Bir harman zamanı 1970 yılında, askerden izinli olarak, Mıcıkların arabasıyla köye geldim, Kahvenin önünde indim. Kahve önündeki bazı insanlar “Hoş geldin, Galip” dediler, sağ olsunlar. Ben çantamı alıp, bizim evin yolunu tuttum. Yapa yalnızdım, yanımda kimseler olmayınca, bir gariplik sardı beni üzüldüm. Aklıma biz bu köyün yabancısı olmasak, şimdi benim yanımda dayım, amcam, teyzem veya halam birisi olurdu diye eve gidiyordum. Bir ses duydum, arkamı döndüğümde can arkadaşım Mahmut bana koşarak geliyordu. Bekledim sarmaş dolaş olduk, dakikalarca sarıldık birbirimize. Benim yüzüme baktı, ağladığımı görünce elimi tuttu. El ele bizim eve kadar geldik, anam karşıladı merdivende bizi, ne kadar sevindim ne kadar ah ah., O gün akşam yemeğini beraber yedik, Mahmut ile ebeyce konuştuk dertleştik. Mahmut’un bana gösterdiği bu duygu yüklü arkadaşlığını hiçbir zaman unutamadım. Ona daha çok değer verdim. Ben askerde iken oda yurtdışına gitmişti, 1976 yılanda, bir yaz günü Fıransa’dan izinli gelmiş. Mıcıkların Bahri Abinin arabasında köyde karşılaştık, Şimdiki Hanımına nişanlanmış, Denizli’ye gideceklerdi. Bende evlenmiştim, Yanımda eşim de vardı. Rahmetli Ezime teyze, arabanın içinde bana dönerek “Galip, Mahmut ile ikiniz, durdunuz durdunuz da, turnayı gözünden vurdunuz” demişti. Ne demişti, neden demişti, Ezime teyze bilemedim. Arabadakiler gülüşmüştü bu söze, bizde eşimle bir birimize baktık gülümsedik.

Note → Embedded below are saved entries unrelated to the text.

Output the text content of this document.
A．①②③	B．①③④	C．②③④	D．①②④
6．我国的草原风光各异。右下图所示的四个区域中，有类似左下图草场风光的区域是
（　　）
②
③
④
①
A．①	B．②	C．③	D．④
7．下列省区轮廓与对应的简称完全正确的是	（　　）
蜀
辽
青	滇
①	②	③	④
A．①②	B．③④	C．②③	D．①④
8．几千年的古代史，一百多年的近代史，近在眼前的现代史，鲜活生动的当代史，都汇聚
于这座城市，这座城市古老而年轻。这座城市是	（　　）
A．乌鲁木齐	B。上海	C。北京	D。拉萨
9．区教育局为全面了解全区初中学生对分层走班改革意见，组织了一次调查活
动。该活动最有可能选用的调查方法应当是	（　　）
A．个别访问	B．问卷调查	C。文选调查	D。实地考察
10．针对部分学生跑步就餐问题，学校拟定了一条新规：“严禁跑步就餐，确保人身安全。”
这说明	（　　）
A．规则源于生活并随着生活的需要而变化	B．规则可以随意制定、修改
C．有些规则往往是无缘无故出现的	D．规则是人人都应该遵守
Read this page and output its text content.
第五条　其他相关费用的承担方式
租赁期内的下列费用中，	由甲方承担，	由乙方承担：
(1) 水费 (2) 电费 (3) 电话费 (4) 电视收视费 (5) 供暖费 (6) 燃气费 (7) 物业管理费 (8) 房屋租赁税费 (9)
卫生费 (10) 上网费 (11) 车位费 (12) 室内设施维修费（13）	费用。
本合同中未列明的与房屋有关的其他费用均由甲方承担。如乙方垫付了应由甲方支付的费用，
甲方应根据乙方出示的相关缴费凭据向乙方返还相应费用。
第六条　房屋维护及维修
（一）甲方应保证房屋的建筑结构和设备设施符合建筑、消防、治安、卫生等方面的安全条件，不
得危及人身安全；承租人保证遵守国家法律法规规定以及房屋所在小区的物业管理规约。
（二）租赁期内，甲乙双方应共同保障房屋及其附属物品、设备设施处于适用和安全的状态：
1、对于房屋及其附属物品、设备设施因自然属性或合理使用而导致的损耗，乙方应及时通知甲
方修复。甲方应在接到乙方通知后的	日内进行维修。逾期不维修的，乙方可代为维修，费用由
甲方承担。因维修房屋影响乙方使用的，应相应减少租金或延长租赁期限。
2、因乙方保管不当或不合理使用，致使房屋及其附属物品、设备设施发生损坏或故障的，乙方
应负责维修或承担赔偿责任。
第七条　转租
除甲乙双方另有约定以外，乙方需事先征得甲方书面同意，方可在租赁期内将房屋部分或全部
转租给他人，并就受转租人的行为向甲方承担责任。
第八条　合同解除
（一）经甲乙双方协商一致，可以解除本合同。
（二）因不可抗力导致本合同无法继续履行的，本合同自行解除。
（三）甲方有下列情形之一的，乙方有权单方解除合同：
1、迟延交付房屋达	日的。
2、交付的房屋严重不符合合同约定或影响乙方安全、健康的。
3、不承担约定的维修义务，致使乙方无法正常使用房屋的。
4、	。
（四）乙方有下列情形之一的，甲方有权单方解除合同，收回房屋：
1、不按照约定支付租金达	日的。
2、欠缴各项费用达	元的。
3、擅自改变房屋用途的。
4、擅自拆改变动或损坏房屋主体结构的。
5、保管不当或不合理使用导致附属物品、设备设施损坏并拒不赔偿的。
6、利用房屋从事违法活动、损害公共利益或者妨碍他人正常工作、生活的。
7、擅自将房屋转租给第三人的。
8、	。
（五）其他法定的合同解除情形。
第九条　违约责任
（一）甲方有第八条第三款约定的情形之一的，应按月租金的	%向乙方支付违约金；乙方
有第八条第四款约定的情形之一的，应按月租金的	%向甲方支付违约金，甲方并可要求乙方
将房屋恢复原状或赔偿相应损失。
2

Fotoğraftakiler: Foto galip, Konsolos Mahmut, Eczacı Arap Hüseyin.

MAHMUT BAŞ, KONSOLOSDU BENİM GÖZÜMDE

Mahmut yurt dışına gidince, okulda öğrendiği Fransızca yabancı diliyle, çok kişilere yardımcı olmuştu. Güzel giyinirdi, bakımlıydı. Tanıdıkları Türklere yardımcı olmaya çalışırdı, yardım etmeyi çok severdi. Arkadaş dostuydu. Kimilerine hastanede, Postanede, Bankada, Konsoloslukta yardımcı olduğu için bu özelliğinden, bu güzelliğinden ötürü adına Konsolos Mahmut demişlerdi. Yurt dışında arkadaşları ve bizim köylülerimiz arasında aranan sayılan biri olmuştu. Sevgili arkadaşım yurt dışından döndükten sonra baya sıkıntılı yıllar geçirdi. Bakmadı kendine, bilmediği çitçilik, hayvancılık işine girişmişti. Yazları cayırlarda, kışları köyde durardı. Motorun üzerinde soğuktan, sıcaktan hasta oldu. Geçen sene hastanede uzun süre yattı, defalarca yanına geldim gittim. Orada tanıdım çocuklarını.Ama Mahmut hastaydı, sorunları çoktu, yaşamak için kendisine iyi bakması gerekiyordu. Mahmut bunu beceremedi. Yazın köye geldiğimde, ara sıra bir ayara gelir, bir masada ikimiz dertleşirdik. Ama ben onun derdine yardımcı olamadım. Can arkadaşımda ayrıldı gitti, bizim buralardan.

Yeni yılın ocak ayında, karla kaplı yollar, bir sabah erkenden evinde “yavrularım sizi çok özledim” demişte geçmiş kendinden. Eşi bile ne olduğunu bilememiş, hayattan ayrılıvermiş aniden. Bir dost bir arkadaş daha gitti, bu kış Bizim Buralardan.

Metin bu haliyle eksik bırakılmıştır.